The episode's main guest star is Leland Orser as Loomis, the human hospital technician who's been drugging innocent people and dropping them off for the Xindi to experiment upon. I like Orser a lot - he played a long-running part in the medical drama ER - but I do feel there should have been a better episode or role for the production team to give him.

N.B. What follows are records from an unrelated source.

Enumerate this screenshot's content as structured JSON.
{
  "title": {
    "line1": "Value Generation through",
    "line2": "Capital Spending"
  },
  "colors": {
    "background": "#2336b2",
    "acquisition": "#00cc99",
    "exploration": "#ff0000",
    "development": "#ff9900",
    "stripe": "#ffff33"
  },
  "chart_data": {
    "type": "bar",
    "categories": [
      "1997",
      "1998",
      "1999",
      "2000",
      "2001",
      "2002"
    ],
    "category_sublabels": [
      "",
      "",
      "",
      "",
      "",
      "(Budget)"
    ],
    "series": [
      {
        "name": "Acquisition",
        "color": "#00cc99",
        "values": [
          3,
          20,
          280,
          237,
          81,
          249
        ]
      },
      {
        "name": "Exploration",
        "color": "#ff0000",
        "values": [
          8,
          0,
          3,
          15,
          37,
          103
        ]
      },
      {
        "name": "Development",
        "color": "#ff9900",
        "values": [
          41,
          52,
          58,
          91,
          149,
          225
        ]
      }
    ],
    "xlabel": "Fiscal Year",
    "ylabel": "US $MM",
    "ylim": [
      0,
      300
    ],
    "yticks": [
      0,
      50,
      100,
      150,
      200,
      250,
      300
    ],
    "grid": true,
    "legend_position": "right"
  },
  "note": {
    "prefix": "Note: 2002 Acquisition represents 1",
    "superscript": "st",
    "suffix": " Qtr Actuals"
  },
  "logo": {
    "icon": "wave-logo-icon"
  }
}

The sudden return of Crewman Daniels feels odd, but then it always does: this temporal cold war is one of the most stop-start, half-hearted arcs in the history of SF television. The writers needed to either commit to it or abandon it. The manner in which it pops up twice a season and then vanishes is getting needlessly frustrating. There are some admittedly nice moments of character between T'Pol and Archer, particularly given the former's long-running skepticism about the possibility of time travel.
This is one of those episodes where, while it's not exactly bad, its content fails miserably to match its premise, and I've finished it more annoyed than entertained. That in mind, I can't give it a thumbs-up. This leaves Season 3 with six good episodes out of 11, and a running season score of only 55%.